All the code generated from the model is divided among three uneditable sections in the coding pane:

  • imports and worksheet creation
  • constants and formatting
  • formulae

In addition, there are three editable sections for user code, one after each of the generated ones. The user code is "on the same rights" with the generated code which is creating the workbook to display; the merge is perfect :).


That would have been all and buttons aren't strictly necessary to discuss here, but they fit quite well. A button can be created in the user code and set as the value of a cell. Of course a button has a click handler that a user would define as a function. This handler is not executed during the recalculation of course. So when is it executed, and more importantly what can it do?

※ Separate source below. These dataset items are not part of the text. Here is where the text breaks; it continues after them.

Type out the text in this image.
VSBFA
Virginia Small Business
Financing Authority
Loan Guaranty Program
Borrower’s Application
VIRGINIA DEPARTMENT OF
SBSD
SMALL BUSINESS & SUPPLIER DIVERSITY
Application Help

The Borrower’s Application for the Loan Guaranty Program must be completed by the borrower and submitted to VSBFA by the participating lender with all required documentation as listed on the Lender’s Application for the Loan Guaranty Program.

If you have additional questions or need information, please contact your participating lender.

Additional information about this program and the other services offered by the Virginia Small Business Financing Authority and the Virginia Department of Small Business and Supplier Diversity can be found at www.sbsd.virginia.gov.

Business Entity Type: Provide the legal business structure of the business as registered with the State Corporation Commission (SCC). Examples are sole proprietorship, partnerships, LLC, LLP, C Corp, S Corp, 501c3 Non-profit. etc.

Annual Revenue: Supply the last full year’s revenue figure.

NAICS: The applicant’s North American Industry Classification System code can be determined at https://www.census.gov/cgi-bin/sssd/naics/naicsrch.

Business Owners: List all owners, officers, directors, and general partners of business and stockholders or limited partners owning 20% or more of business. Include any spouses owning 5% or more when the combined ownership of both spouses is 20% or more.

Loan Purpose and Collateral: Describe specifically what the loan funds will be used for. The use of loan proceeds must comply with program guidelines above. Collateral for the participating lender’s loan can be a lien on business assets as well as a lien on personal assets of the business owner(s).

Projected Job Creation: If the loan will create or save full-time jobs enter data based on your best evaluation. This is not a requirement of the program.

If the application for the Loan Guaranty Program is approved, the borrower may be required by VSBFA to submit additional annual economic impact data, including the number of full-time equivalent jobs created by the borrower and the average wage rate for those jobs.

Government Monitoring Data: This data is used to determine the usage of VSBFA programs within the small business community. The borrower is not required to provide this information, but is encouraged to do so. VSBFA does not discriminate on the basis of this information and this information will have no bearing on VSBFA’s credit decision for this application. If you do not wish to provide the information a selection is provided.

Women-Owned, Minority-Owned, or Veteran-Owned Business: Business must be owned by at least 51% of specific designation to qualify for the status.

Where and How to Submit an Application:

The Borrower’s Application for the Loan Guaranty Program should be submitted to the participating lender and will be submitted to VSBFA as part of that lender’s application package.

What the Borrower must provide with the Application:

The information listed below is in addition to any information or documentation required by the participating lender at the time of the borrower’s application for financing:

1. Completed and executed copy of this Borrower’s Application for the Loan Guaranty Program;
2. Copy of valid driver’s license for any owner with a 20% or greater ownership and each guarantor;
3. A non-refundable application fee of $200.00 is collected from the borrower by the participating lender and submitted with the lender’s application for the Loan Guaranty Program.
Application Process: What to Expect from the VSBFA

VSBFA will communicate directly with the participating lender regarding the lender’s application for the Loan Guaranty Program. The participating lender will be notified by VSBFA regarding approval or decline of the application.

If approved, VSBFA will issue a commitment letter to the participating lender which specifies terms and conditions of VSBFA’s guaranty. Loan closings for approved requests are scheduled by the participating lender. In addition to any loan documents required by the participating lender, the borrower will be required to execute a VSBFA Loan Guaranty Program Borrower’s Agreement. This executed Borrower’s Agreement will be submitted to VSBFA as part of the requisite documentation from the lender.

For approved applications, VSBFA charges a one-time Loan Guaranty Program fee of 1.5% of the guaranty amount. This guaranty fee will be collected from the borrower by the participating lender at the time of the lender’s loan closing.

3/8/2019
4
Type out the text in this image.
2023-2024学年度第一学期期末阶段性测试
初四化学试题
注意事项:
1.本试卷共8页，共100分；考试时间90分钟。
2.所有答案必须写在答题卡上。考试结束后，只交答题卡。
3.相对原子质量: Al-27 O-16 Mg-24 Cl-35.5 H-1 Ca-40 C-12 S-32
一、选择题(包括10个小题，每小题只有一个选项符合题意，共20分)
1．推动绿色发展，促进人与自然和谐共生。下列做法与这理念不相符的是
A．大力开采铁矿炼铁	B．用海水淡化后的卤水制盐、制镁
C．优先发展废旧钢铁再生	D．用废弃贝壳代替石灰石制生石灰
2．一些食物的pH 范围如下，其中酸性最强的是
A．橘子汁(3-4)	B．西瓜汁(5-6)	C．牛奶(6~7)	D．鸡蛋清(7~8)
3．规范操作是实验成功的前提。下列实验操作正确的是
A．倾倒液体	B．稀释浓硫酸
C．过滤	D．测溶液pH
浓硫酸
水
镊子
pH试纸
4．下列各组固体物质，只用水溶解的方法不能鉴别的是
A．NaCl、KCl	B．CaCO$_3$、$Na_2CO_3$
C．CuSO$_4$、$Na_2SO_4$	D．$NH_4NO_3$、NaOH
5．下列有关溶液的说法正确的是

The first question is quite easy. The handler gets called when user clicks the button. He can't click it until he can see it, which is after the recalculation is finished the workbook is displayed on the grid.

There is nothing magic in what a button can do. Python has lexical scopes, so the handler has access to anything that was in scope where the function was defined, in particular this means the workbook object. For instance, handler could create two hundred new buttons and place them all over the grid.

When a user clicks a button the handler is called after which Resolver One refreshes the grid to display any changes made to the displayed workbook. There is no recalculation, because the model didn't change. This also means, that any changes made by the button handler will disappear after the next recalculation is finished, because there will be simply different workbook object being displayed.

Note: Resolver One 1.4, next major release, will provide means for changing the model from a button handler.


So that is the architecture of Resolver One, brought to you by one of the programmers on the team. Every other feature in the application revolves around this foundation. Of course the model contains more stuff, for which code needs to be generated; but it all ends up in one of the three sections in coding pane. To fully grok different features in Resolver One, you need to understand recalculation.